La pubblicità cerca nuovi linguaggi e si esercita sui nuovi media. Cercando di ridefinirsi per affrontare la grande trasformazione che accompagna l’avvento dell’era post-industriale.
I fenomeni sono molteplici e le sperimentazioni significative. Ma molti addetti ai lavori si domandano ancora se il mercato sia maturo per cambi di rotta profondi. Eppure alcuni comportamenti sono già evidenti:
1. Una ricerca della Sems ha dimostrato che almeno il 65% degli italiani che usano i motori di ricerca sul web li consultano per approfondire la loro conoscenza di un prodotto del quale hanno avuto informazione attraverso la pubblicità offline. Il che significa che nella dinamica crossmediale tipica di ogni persona, il web ha trovato un posto molto significativo nella popolazione italiana.
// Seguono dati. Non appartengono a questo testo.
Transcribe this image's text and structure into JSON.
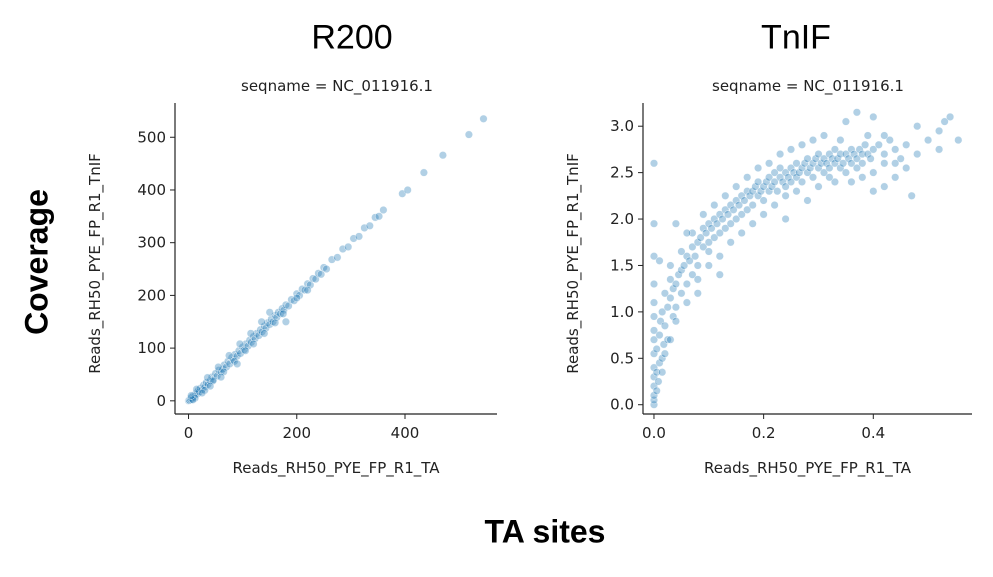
{
  "figure": {
    "ylabel": "Coverage",
    "xlabel": "TA sites"
  },
  "chart_data": [
    {
      "type": "scatter",
      "title": "R200",
      "facet_title": "seqname = NC_011916.1",
      "xlabel": "Reads_RH50_PYE_FP_R1_TA",
      "ylabel": "Reads_RH50_PYE_FP_R1_TnIF",
      "xlim": [
        -25,
        570
      ],
      "ylim": [
        -25,
        565
      ],
      "xticks": [
        0,
        200,
        400
      ],
      "yticks": [
        0,
        100,
        200,
        300,
        400,
        500
      ],
      "color": "#1f77b4",
      "points": [
        [
          0,
          0
        ],
        [
          1,
          1
        ],
        [
          2,
          1
        ],
        [
          3,
          4
        ],
        [
          4,
          2
        ],
        [
          5,
          6
        ],
        [
          6,
          3
        ],
        [
          8,
          9
        ],
        [
          10,
          7
        ],
        [
          12,
          11
        ],
        [
          14,
          15
        ],
        [
          16,
          13
        ],
        [
          18,
          20
        ],
        [
          20,
          17
        ],
        [
          22,
          24
        ],
        [
          25,
          21
        ],
        [
          28,
          30
        ],
        [
          30,
          26
        ],
        [
          33,
          35
        ],
        [
          36,
          31
        ],
        [
          40,
          38
        ],
        [
          43,
          45
        ],
        [
          46,
          40
        ],
        [
          50,
          52
        ],
        [
          53,
          47
        ],
        [
          56,
          58
        ],
        [
          60,
          55
        ],
        [
          63,
          60
        ],
        [
          66,
          68
        ],
        [
          70,
          64
        ],
        [
          73,
          75
        ],
        [
          76,
          70
        ],
        [
          80,
          82
        ],
        [
          83,
          78
        ],
        [
          86,
          88
        ],
        [
          90,
          85
        ],
        [
          93,
          95
        ],
        [
          96,
          90
        ],
        [
          100,
          102
        ],
        [
          103,
          97
        ],
        [
          106,
          108
        ],
        [
          110,
          104
        ],
        [
          113,
          115
        ],
        [
          116,
          111
        ],
        [
          120,
          122
        ],
        [
          123,
          118
        ],
        [
          126,
          128
        ],
        [
          130,
          124
        ],
        [
          133,
          135
        ],
        [
          136,
          131
        ],
        [
          140,
          142
        ],
        [
          143,
          138
        ],
        [
          146,
          148
        ],
        [
          150,
          145
        ],
        [
          153,
          155
        ],
        [
          156,
          150
        ],
        [
          160,
          162
        ],
        [
          163,
          158
        ],
        [
          166,
          168
        ],
        [
          170,
          165
        ],
        [
          173,
          175
        ],
        [
          176,
          172
        ],
        [
          180,
          182
        ],
        [
          185,
          180
        ],
        [
          190,
          192
        ],
        [
          195,
          190
        ],
        [
          200,
          203
        ],
        [
          205,
          200
        ],
        [
          210,
          212
        ],
        [
          215,
          210
        ],
        [
          220,
          222
        ],
        [
          225,
          220
        ],
        [
          230,
          232
        ],
        [
          235,
          231
        ],
        [
          240,
          242
        ],
        [
          245,
          240
        ],
        [
          250,
          253
        ],
        [
          255,
          250
        ],
        [
          265,
          268
        ],
        [
          275,
          272
        ],
        [
          285,
          288
        ],
        [
          295,
          292
        ],
        [
          305,
          308
        ],
        [
          315,
          312
        ],
        [
          325,
          328
        ],
        [
          335,
          332
        ],
        [
          345,
          348
        ],
        [
          352,
          350
        ],
        [
          360,
          362
        ],
        [
          395,
          393
        ],
        [
          405,
          400
        ],
        [
          435,
          433
        ],
        [
          470,
          466
        ],
        [
          518,
          505
        ],
        [
          545,
          535
        ],
        [
          12,
          5
        ],
        [
          30,
          20
        ],
        [
          45,
          38
        ],
        [
          65,
          55
        ],
        [
          85,
          75
        ],
        [
          105,
          95
        ],
        [
          120,
          108
        ],
        [
          140,
          128
        ],
        [
          160,
          148
        ],
        [
          175,
          165
        ],
        [
          15,
          22
        ],
        [
          35,
          44
        ],
        [
          55,
          64
        ],
        [
          75,
          86
        ],
        [
          95,
          108
        ],
        [
          115,
          128
        ],
        [
          135,
          150
        ],
        [
          150,
          168
        ],
        [
          200,
          195
        ],
        [
          180,
          150
        ],
        [
          220,
          210
        ],
        [
          90,
          70
        ],
        [
          60,
          45
        ],
        [
          40,
          28
        ],
        [
          25,
          15
        ],
        [
          8,
          2
        ],
        [
          5,
          10
        ]
      ]
    },
    {
      "type": "scatter",
      "title": "TnIF",
      "facet_title": "seqname = NC_011916.1",
      "xlabel": "Reads_RH50_PYE_FP_R1_TA",
      "ylabel": "Reads_RH50_PYE_FP_R1_TnIF",
      "xlim": [
        -0.02,
        0.58
      ],
      "ylim": [
        -0.1,
        3.25
      ],
      "xticks": [
        "0.0",
        "0.2",
        "0.4"
      ],
      "yticks": [
        "0.0",
        "0.5",
        "1.0",
        "1.5",
        "2.0",
        "2.5",
        "3.0"
      ],
      "color": "#1f77b4",
      "points": [
        [
          0,
          0
        ],
        [
          0,
          0.05
        ],
        [
          0,
          0.1
        ],
        [
          0,
          0.2
        ],
        [
          0,
          0.3
        ],
        [
          0,
          0.4
        ],
        [
          0,
          0.55
        ],
        [
          0,
          0.7
        ],
        [
          0,
          0.8
        ],
        [
          0,
          0.95
        ],
        [
          0,
          1.1
        ],
        [
          0,
          1.3
        ],
        [
          0,
          1.6
        ],
        [
          0,
          2.6
        ],
        [
          0.005,
          0.15
        ],
        [
          0.005,
          0.35
        ],
        [
          0.005,
          0.6
        ],
        [
          0.008,
          0.25
        ],
        [
          0.01,
          0.45
        ],
        [
          0.01,
          0.75
        ],
        [
          0.012,
          0.9
        ],
        [
          0.015,
          0.5
        ],
        [
          0.015,
          1.0
        ],
        [
          0.018,
          0.65
        ],
        [
          0.02,
          1.2
        ],
        [
          0.02,
          0.85
        ],
        [
          0.025,
          1.05
        ],
        [
          0.025,
          0.7
        ],
        [
          0.03,
          1.15
        ],
        [
          0.03,
          1.35
        ],
        [
          0.035,
          0.95
        ],
        [
          0.035,
          1.25
        ],
        [
          0.04,
          1.3
        ],
        [
          0.04,
          1.05
        ],
        [
          0.045,
          1.4
        ],
        [
          0.05,
          1.2
        ],
        [
          0.05,
          1.45
        ],
        [
          0.055,
          1.5
        ],
        [
          0.06,
          1.3
        ],
        [
          0.06,
          1.6
        ],
        [
          0.065,
          1.55
        ],
        [
          0.07,
          1.4
        ],
        [
          0.07,
          1.7
        ],
        [
          0.075,
          1.6
        ],
        [
          0.08,
          1.75
        ],
        [
          0.08,
          1.5
        ],
        [
          0.085,
          1.8
        ],
        [
          0.09,
          1.7
        ],
        [
          0.09,
          1.9
        ],
        [
          0.095,
          1.85
        ],
        [
          0.1,
          1.75
        ],
        [
          0.1,
          1.95
        ],
        [
          0.105,
          1.9
        ],
        [
          0.11,
          2.0
        ],
        [
          0.11,
          1.8
        ],
        [
          0.115,
          1.95
        ],
        [
          0.12,
          2.05
        ],
        [
          0.12,
          1.85
        ],
        [
          0.125,
          2.0
        ],
        [
          0.13,
          2.1
        ],
        [
          0.13,
          1.9
        ],
        [
          0.135,
          2.05
        ],
        [
          0.14,
          2.15
        ],
        [
          0.14,
          1.95
        ],
        [
          0.145,
          2.1
        ],
        [
          0.15,
          2.2
        ],
        [
          0.15,
          2.0
        ],
        [
          0.155,
          2.15
        ],
        [
          0.16,
          2.25
        ],
        [
          0.16,
          2.05
        ],
        [
          0.165,
          2.2
        ],
        [
          0.17,
          2.3
        ],
        [
          0.17,
          2.1
        ],
        [
          0.175,
          2.25
        ],
        [
          0.18,
          2.3
        ],
        [
          0.18,
          2.15
        ],
        [
          0.185,
          2.35
        ],
        [
          0.19,
          2.25
        ],
        [
          0.19,
          2.4
        ],
        [
          0.195,
          2.3
        ],
        [
          0.2,
          2.35
        ],
        [
          0.2,
          2.2
        ],
        [
          0.205,
          2.4
        ],
        [
          0.21,
          2.3
        ],
        [
          0.21,
          2.45
        ],
        [
          0.215,
          2.35
        ],
        [
          0.22,
          2.4
        ],
        [
          0.22,
          2.5
        ],
        [
          0.225,
          2.3
        ],
        [
          0.23,
          2.45
        ],
        [
          0.23,
          2.55
        ],
        [
          0.235,
          2.4
        ],
        [
          0.24,
          2.5
        ],
        [
          0.24,
          2.35
        ],
        [
          0.245,
          2.45
        ],
        [
          0.25,
          2.55
        ],
        [
          0.25,
          2.4
        ],
        [
          0.255,
          2.5
        ],
        [
          0.26,
          2.45
        ],
        [
          0.26,
          2.6
        ],
        [
          0.265,
          2.5
        ],
        [
          0.27,
          2.55
        ],
        [
          0.27,
          2.4
        ],
        [
          0.275,
          2.6
        ],
        [
          0.28,
          2.5
        ],
        [
          0.28,
          2.65
        ],
        [
          0.285,
          2.55
        ],
        [
          0.29,
          2.6
        ],
        [
          0.29,
          2.45
        ],
        [
          0.295,
          2.65
        ],
        [
          0.3,
          2.55
        ],
        [
          0.3,
          2.7
        ],
        [
          0.305,
          2.6
        ],
        [
          0.31,
          2.5
        ],
        [
          0.31,
          2.65
        ],
        [
          0.315,
          2.6
        ],
        [
          0.32,
          2.7
        ],
        [
          0.32,
          2.55
        ],
        [
          0.325,
          2.65
        ],
        [
          0.33,
          2.6
        ],
        [
          0.33,
          2.75
        ],
        [
          0.335,
          2.65
        ],
        [
          0.34,
          2.55
        ],
        [
          0.34,
          2.7
        ],
        [
          0.345,
          2.6
        ],
        [
          0.35,
          2.7
        ],
        [
          0.35,
          2.5
        ],
        [
          0.355,
          2.65
        ],
        [
          0.36,
          2.75
        ],
        [
          0.36,
          2.6
        ],
        [
          0.365,
          2.7
        ],
        [
          0.37,
          2.65
        ],
        [
          0.37,
          2.55
        ],
        [
          0.375,
          2.75
        ],
        [
          0.38,
          2.7
        ],
        [
          0.38,
          2.6
        ],
        [
          0.385,
          2.8
        ],
        [
          0.39,
          2.7
        ],
        [
          0.395,
          2.65
        ],
        [
          0.4,
          2.75
        ],
        [
          0.4,
          2.5
        ],
        [
          0.41,
          2.8
        ],
        [
          0.42,
          2.7
        ],
        [
          0.42,
          2.6
        ],
        [
          0.43,
          2.85
        ],
        [
          0.44,
          2.75
        ],
        [
          0.45,
          2.65
        ],
        [
          0.46,
          2.8
        ],
        [
          0.48,
          2.7
        ],
        [
          0.5,
          2.85
        ],
        [
          0.52,
          2.75
        ],
        [
          0.53,
          3.05
        ],
        [
          0.54,
          3.1
        ],
        [
          0.555,
          2.85
        ],
        [
          0.52,
          2.95
        ],
        [
          0.48,
          3.0
        ],
        [
          0.37,
          3.15
        ],
        [
          0.35,
          3.05
        ],
        [
          0.4,
          3.1
        ],
        [
          0.42,
          2.9
        ],
        [
          0.44,
          2.6
        ],
        [
          0.46,
          2.55
        ],
        [
          0.42,
          2.35
        ],
        [
          0.38,
          2.45
        ],
        [
          0.33,
          2.4
        ],
        [
          0.28,
          2.2
        ],
        [
          0.24,
          2.0
        ],
        [
          0.22,
          2.15
        ],
        [
          0.2,
          2.05
        ],
        [
          0.18,
          1.95
        ],
        [
          0.16,
          1.85
        ],
        [
          0.14,
          1.75
        ],
        [
          0.12,
          1.6
        ],
        [
          0.1,
          1.5
        ],
        [
          0.08,
          1.35
        ],
        [
          0.06,
          1.1
        ],
        [
          0.04,
          0.9
        ],
        [
          0.03,
          0.7
        ],
        [
          0.02,
          0.55
        ],
        [
          0.015,
          0.35
        ],
        [
          0.05,
          1.65
        ],
        [
          0.07,
          1.85
        ],
        [
          0.09,
          2.05
        ],
        [
          0.11,
          2.15
        ],
        [
          0.13,
          2.25
        ],
        [
          0.15,
          2.35
        ],
        [
          0.17,
          2.45
        ],
        [
          0.19,
          2.55
        ],
        [
          0.21,
          2.6
        ],
        [
          0.23,
          2.7
        ],
        [
          0.25,
          2.75
        ],
        [
          0.27,
          2.8
        ],
        [
          0.29,
          2.85
        ],
        [
          0.31,
          2.9
        ],
        [
          0.26,
          2.3
        ],
        [
          0.24,
          2.25
        ],
        [
          0.3,
          2.35
        ],
        [
          0.32,
          2.45
        ],
        [
          0.0,
          1.95
        ],
        [
          0.01,
          1.55
        ],
        [
          0.04,
          1.95
        ],
        [
          0.06,
          1.85
        ],
        [
          0.03,
          1.5
        ],
        [
          0.08,
          1.2
        ],
        [
          0.1,
          1.65
        ],
        [
          0.12,
          1.4
        ],
        [
          0.36,
          2.4
        ],
        [
          0.34,
          2.85
        ],
        [
          0.39,
          2.9
        ],
        [
          0.4,
          2.3
        ],
        [
          0.44,
          2.45
        ],
        [
          0.47,
          2.25
        ]
      ]
    }
  ]
}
2. Il valore immateriale dei prodotti è ormai parte integrante delle motivazioni d’acquisto. E del valore immateriale è parte integrante la storia che è collegata al prodotto. Una storia complessa, fatta sempre più spesso della biografia di chi lo ha pensato, del design con il quale è progettato, dei tratti culturali ai quali è collegato.
3. La pubblicità cessa di essere soltanto un’attività che si giustappone al prodotto per farlo vendere. È per certi versi anche parte integrante del prodotto. Contribuisce a crearne il senso e l’identità. Questo non vale solo per i prodotti della moda: vale sempre di più per tutti i prodotti a valore aggiunto.
Questo genere di pubblicità che fa parte di una sorta di design allargato dei prodotti e servizi, forse, non si chiamerà sempre "pubblicità". La sua funzione ha a che fare con una ricerca di senso. Ma allora deve essere veritiera. E non può più permettersi di essere manipolatoria.